I do not want to suggest a particular analytical result here: There is controversy over the effects gaming has on young minds, and I don’t mean to draw a specific conclusion here. There is a literature, there are debates, and this is not the place for that discussion. Even if one in 1,000 young men become demented blogospheric haters by playing video games, a small percentage by any measure, there could still emerge hundreds or thousands of such trolls and their energy level is rather high.
Misogynistic males also come from the community known as the Mens Rights Advocates (MRA) subculture. These are often men who have been wronged by women, sometimes with sexual violence as part of that: men raped by girlfriends or their mothers or female strangers for example. Others are men who have gotten caught, as many men have, in the societal adjustment that comes with fairness. Men have spent a lot of effort keeping women out of many job markets.
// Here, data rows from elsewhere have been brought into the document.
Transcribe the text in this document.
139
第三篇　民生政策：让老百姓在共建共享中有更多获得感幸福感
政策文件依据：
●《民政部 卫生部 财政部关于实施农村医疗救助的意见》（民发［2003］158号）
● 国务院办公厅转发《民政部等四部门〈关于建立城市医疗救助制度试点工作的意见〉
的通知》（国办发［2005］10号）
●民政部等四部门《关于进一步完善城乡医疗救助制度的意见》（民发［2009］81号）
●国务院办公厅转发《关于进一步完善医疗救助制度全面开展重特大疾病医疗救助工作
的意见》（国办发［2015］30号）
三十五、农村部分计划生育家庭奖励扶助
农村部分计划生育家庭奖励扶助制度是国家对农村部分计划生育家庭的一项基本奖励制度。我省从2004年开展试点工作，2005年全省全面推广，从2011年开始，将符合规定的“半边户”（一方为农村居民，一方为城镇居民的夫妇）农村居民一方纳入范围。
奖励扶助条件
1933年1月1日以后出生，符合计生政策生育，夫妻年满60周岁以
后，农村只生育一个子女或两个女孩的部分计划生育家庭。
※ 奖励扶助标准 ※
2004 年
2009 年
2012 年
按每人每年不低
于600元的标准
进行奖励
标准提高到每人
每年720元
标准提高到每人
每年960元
As fairness prevails and women are let in, it becomes harder to get jobs for everyone, and in some cases, a period of time will pass where most jobs that come up in a certain field are given to women in order to balance representation. This is both necessary and not without its negative side effects for some, and this has embittered some men. MRA’s are among the most severe in their hatred of women, and to some extent, society in general, and of any man that does not agree with them. They are a driving force in this mass of mostly men who hate, adding a special xenophobia and an edge of screaming irrationality that even annoys the gamers some times.
Yet another contributor to this community are N’th wave feminists, women who think that the best way to fight sexism is to be as sexist as any man might be, and to demonstrate that their own strength is so great that they can live comfortably in a world where everything is a meat market rape is always around the corner … but not for them because they are the Xena-like Warrior Princesses.
Does the Internet, or in particular, the part of the Internet where self-styled “skeptics” and their in live, need an HR department? Obviously, yes. Can it have one? Probably not. Over the last couple of years, certain conversations on the Internet have either drawn misogynists out of their hiding places or tipped individuals who were otherwise not spending any time threatening and harassing women (and others) over to that sort of behavior. This serves a purpose. It reminds us that no matter how far we may have come in many of our social institution, bigoted hate is not far below the surface (or around the corner or in the basement or wherever). I don’t think the Internet is where we are going to solve these problems, but the activity on the Internet has shows us they still exist, indicated where in meatspace they may reside, and given us clues as to how to address them.